A national study led by Washington University School of Medicine in St. Louis and St. Jude Children’s Research Hospital suggests that children with what is called “average risk medulloblastoma” can receive a radiation “boost” to a smaller volume of the brain at the end of a six-week course of radiation treatment and still maintain the same disease control as those receiving radiation to a larger area. But the researchers also found that the dose of the preventive radiation treatments given to the whole brain and spine over the six-week regimen cannot be reduced without reducing survival. Further, the researchers showed that patients’ cancers responded differently to therapy depending on the biology of the tumors, setting the stage for future clinical trials of more targeted treatments.
Children with average risk medulloblastoma have five-year survival rates of 75% to 90%. In contrast, children with what’s called “high risk medulloblastoma” have five-year survival rates of 50% to 75%. Other factors — such as a child’s age and whether the tumor has spread — help determine the risk category. For this study, the researchers focused on patients with average risk medulloblastoma.
The findings appears online June 10 in the Journal of Clinical Oncology.
“Medulloblastoma is a devastating disease,” said first and corresponding author Jeff M. Michalski, MD, the Carlos A. Perez Distinguished Professor of Radiation Oncology at Washington University. “It is a malignant brain tumor that develops in the cerebellum, the back lower part of the brain that is important for coordinating movement, speech and balance. The radiation treatment for this tumor also can be challenging, especially in younger children whose brains are actively developing in these areas. There’s a balance between effectively treating the tumor without damaging children’s abilities to move, think and learn.”
Children with average risk medulloblastoma typically undergo surgery to remove as much of the tumor as possible. They also receive chemotherapy and radiation therapy to prevent the spread of the tumor to other parts of the brain and spine through the cerebrospinal fluid.

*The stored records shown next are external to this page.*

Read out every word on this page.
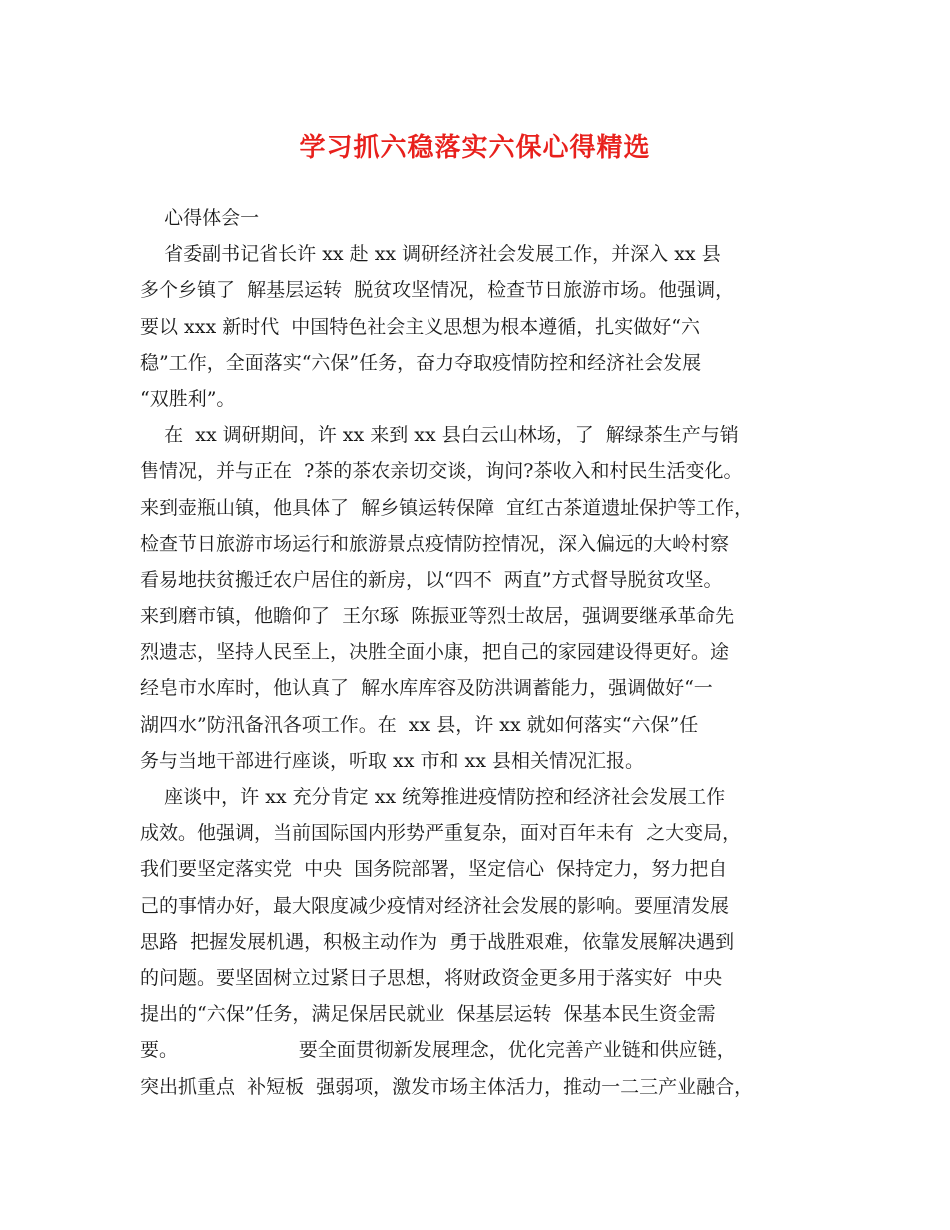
学习抓六稳落实六保心得精选
心得体会一
省委副书记省长许 xx 赴 xx 调研经济社会发展工作，并深入 xx 县
多个乡镇了  解基层运转  脱贫攻坚情况，检查节日旅游市场。他强调，
要以 xxx 新时代  中国特色社会主义思想为根本遵循，扎实做好“六
稳”工作，全面落实“六保”任务，奋力夺取疫情防控和经济社会发展
“双胜利”。
在  xx 调研期间，许 xx 来到 xx 县白云山林场，了  解绿茶生产与销
售情况，并与正在  ?茶的茶农亲切交谈，询问?茶收入和村民生活变化。
来到壶瓶山镇，他具体了  解乡镇运转保障  宜红古茶道遗址保护等工作，
检查节日旅游市场运行和旅游景点疫情防控情况，深入偏远的大岭村察
看易地扶贫搬迁农户居住的新房，以“四不  两直”方式督导脱贫攻坚。
来到磨市镇，他瞻仰了  王尔琢  陈振亚等烈士故居，强调要继承革命先
烈遗志，坚持人民至上，决胜全面小康，把自己的家园建设得更好。途
经皂市水库时，他认真了  解水库库容及防洪调蓄能力，强调做好“一
湖四水”防汛备汛各项工作。在  xx 县，许 xx 就如何落实“六保”任
务与当地干部进行座谈，听取 xx 市和 xx 县相关情况汇报。
座谈中，许 xx 充分肯定 xx 统筹推进疫情防控和经济社会发展工作
成效。他强调，当前国际国内形势严重复杂，面对百年未有  之大变局，
我们要坚定落实党  中央  国务院部署，坚定信心  保持定力，努力把自
己的事情办好，最大限度减少疫情对经济社会发展的影响。要厘清发展
思路  把握发展机遇，积极主动作为  勇于战胜艰难，依靠发展解决遇到
的问题。要坚固树立过紧日子思想，将财政资金更多用于落实好  中央
提出的“六保”任务，满足保居民就业  保基层运转  保基本民生资金需
要。                    要全面贯彻新发展理念，优化完善产业链和供应链，
突出抓重点  补短板  强弱项，激发市场主体活力，推动一二三产业融合，
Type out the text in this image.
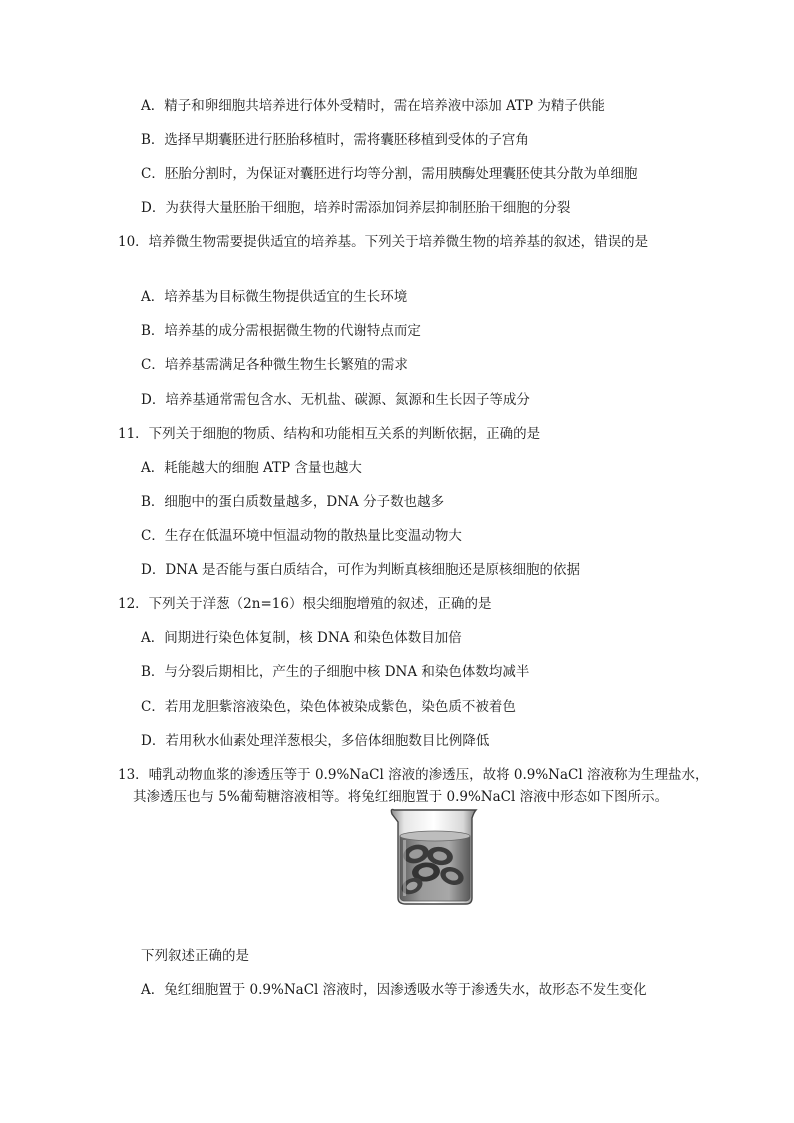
A．精子和卵细胞共培养进行体外受精时，需在培养液中添加 ATP 为精子供能
B．选择早期囊胚进行胚胎移植时，需将囊胚移植到受体的子宫角
C．胚胎分割时，为保证对囊胚进行均等分割，需用胰酶处理囊胚使其分散为单细胞
D．为获得大量胚胎干细胞，培养时需添加饲养层抑制胚胎干细胞的分裂
10．培养微生物需要提供适宜的培养基。下列关于培养微生物的培养基的叙述，错误的是
A．培养基为目标微生物提供适宜的生长环境
B．培养基的成分需根据微生物的代谢特点而定
C．培养基需满足各种微生物生长繁殖的需求
D．培养基通常需包含水、无机盐、碳源、氮源和生长因子等成分
11．下列关于细胞的物质、结构和功能相互关系的判断依据，正确的是
A．耗能越大的细胞 ATP 含量也越大
B．细胞中的蛋白质数量越多，DNA 分子数也越多
C．生存在低温环境中恒温动物的散热量比变温动物大
D．DNA 是否能与蛋白质结合，可作为判断真核细胞还是原核细胞的依据
12．下列关于洋葱（2n=16）根尖细胞增殖的叙述，正确的是
A．间期进行染色体复制，核 DNA 和染色体数目加倍
B．与分裂后期相比，产生的子细胞中核 DNA 和染色体数均减半
C．若用龙胆紫溶液染色，染色体被染成紫色，染色质不被着色
D．若用秋水仙素处理洋葱根尖，多倍体细胞数目比例降低
13．哺乳动物血浆的渗透压等于 0.9%NaCl 溶液的渗透压，故将 0.9%NaCl 溶液称为生理盐水，
其渗透压也与 5%葡萄糖溶液相等。将兔红细胞置于 0.9%NaCl 溶液中形态如下图所示。
下列叙述正确的是
A．兔红细胞置于 0.9%NaCl 溶液时，因渗透吸水等于渗透失水，故形态不发生变化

“We wanted to investigate whether we could safely reduce the amount of radiation these patients receive — sparing normal parts of the brain and lessening the side effects for children with this type of brain cancer — while also maintaining effective treatment,” said Michalski, also vice chair and director of clinical programs in the Department of Radiation Oncology. “We found that reducing the dose of radiation received over the six-week course of treatment had a negative impact on survival. But we also found that we could safely reduce the size of the volume of the brain that receives a radiation boost at the end of the treatment regimen. We hope such measures can help reduce the side effects of this treatment, especially in younger patients.”